Public Data. More mysterious still is Public Data. There is so much of it (e.g. in the form of the internet) and it is not well formed. The information there is mostly written and so requires special handling called Natural Language Processing (NLP) to get anything useful out of it.
Social Media. Ah, then there is Social Media. A bit clearer, of late, to most decision-makers in terms of its value but no less problematic than Internet data in terms of handling text. And oh, those pesky hash tags, and shorthand nomenclature present some unique challenges.
Sensor Data. The (coming) Internet of Things (IoT) is all about the data embedded sensors are throwing off data from your refrigerator, thermostat, car, wristwatch and far more. A good deal of these sensors you will never know of, some more you will be asked permission to switch on, others still will be switched on by default and you will be asked if you want to turn it off. This last option, by the way, is likely to done in a way it is hoped you will miss or ignore.
Transactions. Here is a real treasure trove of clicks, timing, movement, card swipes, prices, buying, selling, and so much more. When a company or person makes a transaction a computer somewhere is likely to be writing it to a log file or database.
Imputed Data. Often overlooked, this type of data is created rather than collected based on comparisons or logic from the other data categories above. For example, a purchase transaction at a retail location is recorded with a time-stamp of 6:04 pm. The imputed data created here might by “night purchase” as opposed to “day purchase” and recorded as a new data input.
Ready, and Mix
Many organizations do not adequately explore the value of mixing data from these various sources. It becomes a bit of a sub-specialty to hunt down and creatively find connection points where one type of data can be folded into another and still maintain integrity.

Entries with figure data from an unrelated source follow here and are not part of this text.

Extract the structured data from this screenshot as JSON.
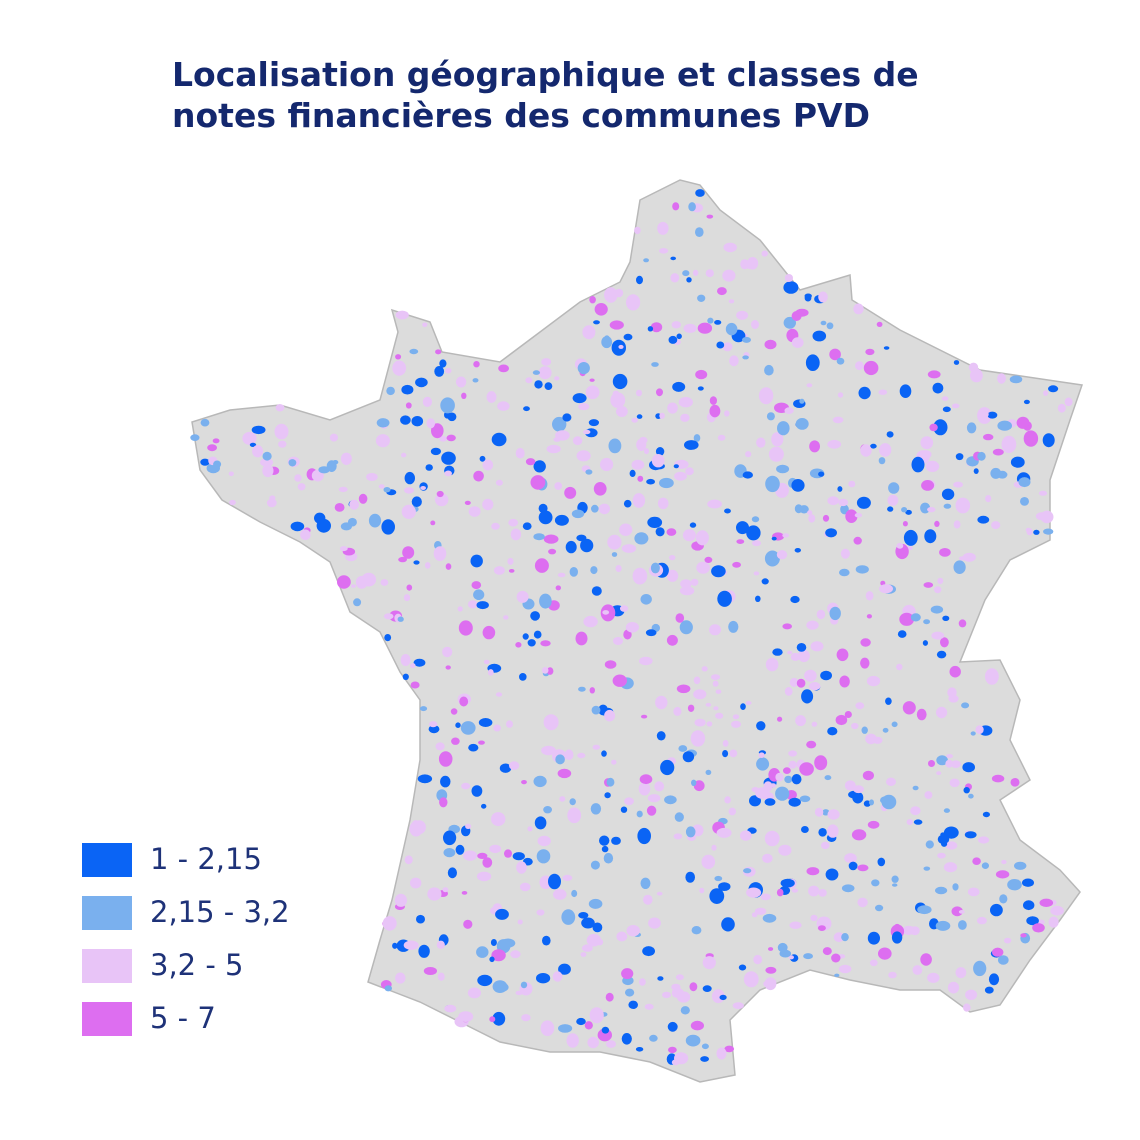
{
  "title": [
    "Localisation géographique et classes de",
    "notes financières des communes PVD"
  ],
  "legend": [
    {
      "label": "1 - 2,15",
      "color": "#0a64f5"
    },
    {
      "label": "2,15 - 3,2",
      "color": "#7ab0ee"
    },
    {
      "label": "3,2 - 5",
      "color": "#e8c4f7"
    },
    {
      "label": "5 - 7",
      "color": "#dd6ef0"
    }
  ]
}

But doing so has important benefits;
Data Completion. We don’t know of any organizations that are satisfied with the completeness of a single type of data sources. There are always holes. Many times, it is another source of data that can fill in the gaps and allow previously planned work to proceed. A corollary to this is finding analogous data. When the data you want doesn’t exist and there isn’t the right data to impute what you need you can sometimes find analogous data that fills the gap and analytically is valid. This often comes from other sources.
Enriching Models. From an analytical point of view mixing data types makes models of markets, companies or consumers “holistic”. If transaction data tells me about a consumers purchase, social media tells me about them personally. Both data types enrich each other for a more complete picture of the individual.

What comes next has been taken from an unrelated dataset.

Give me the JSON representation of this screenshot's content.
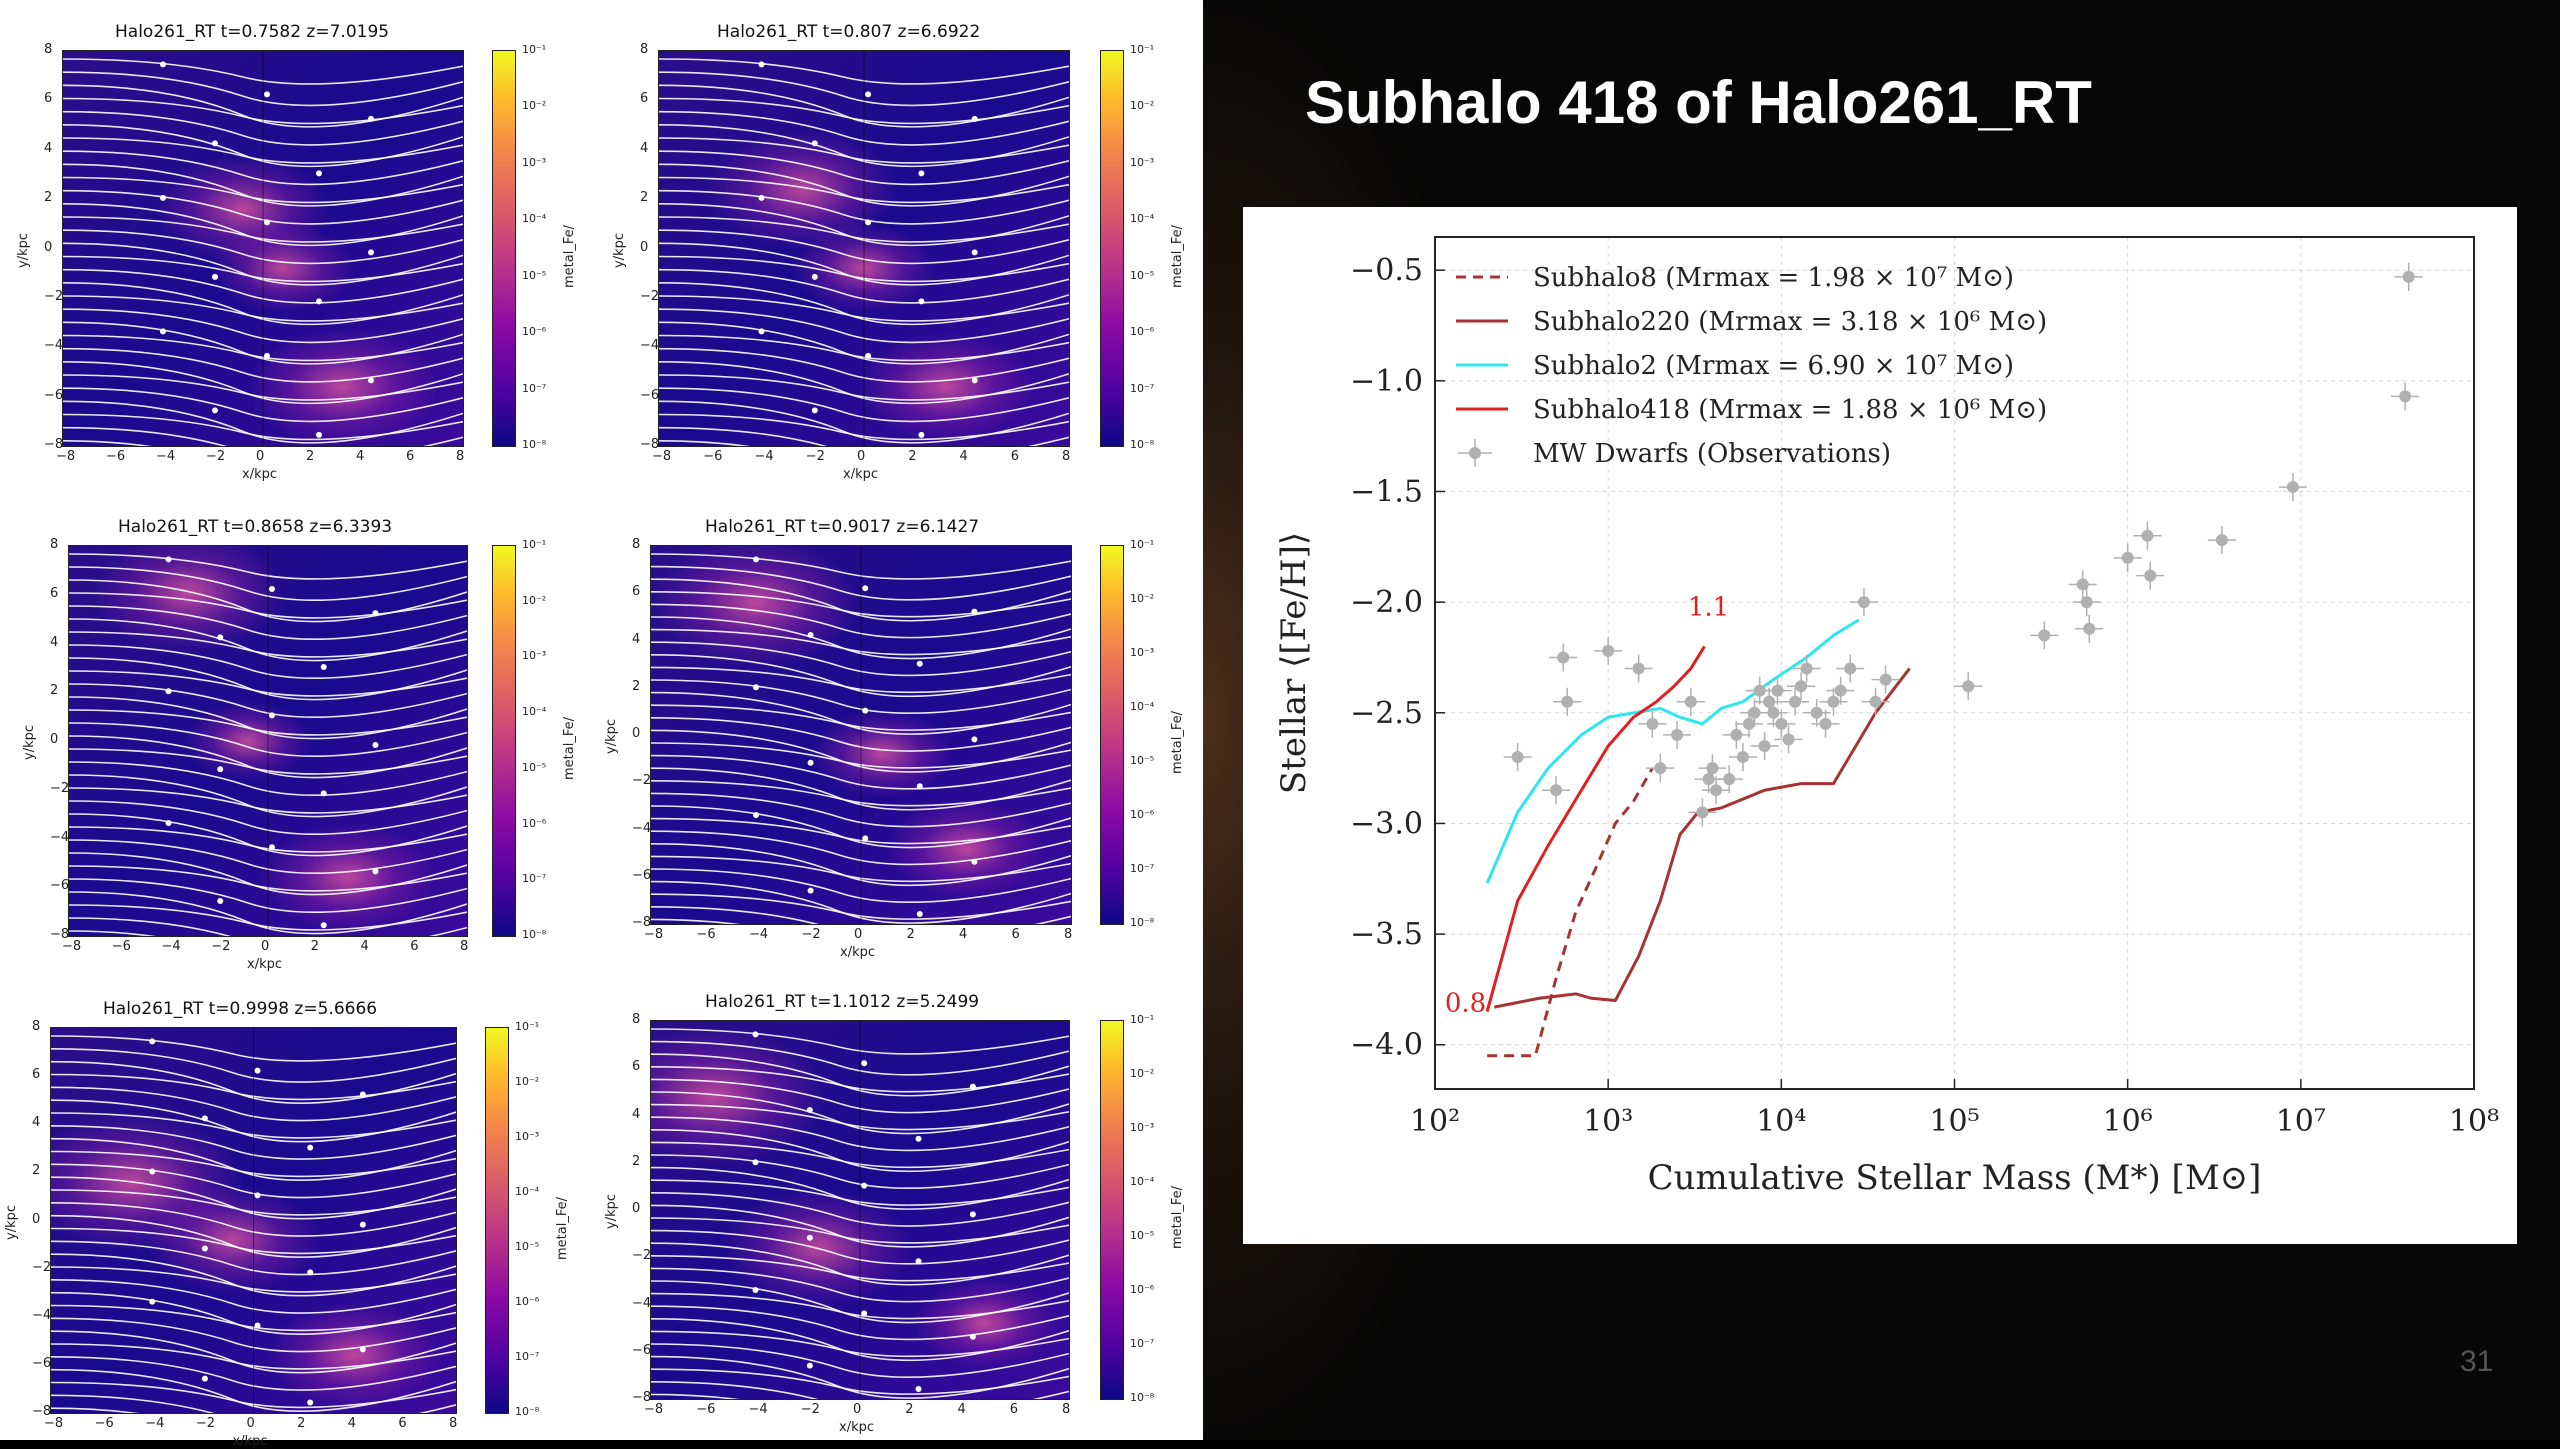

Further Imputing. Once mixed together 2 or more data types may reveal new data that can by imputed. When John knows Mary, and Bob knows Mary, then it is likely John knows Bob, though you may not have direct data evidence of it, this is a reasonable and valuable conclusion.
Like any good recipe, all ingredients together enhance the whole. Do the same with a variety of data, exploring, mixing, imputing, mixing some more – all with pleasure and for profit.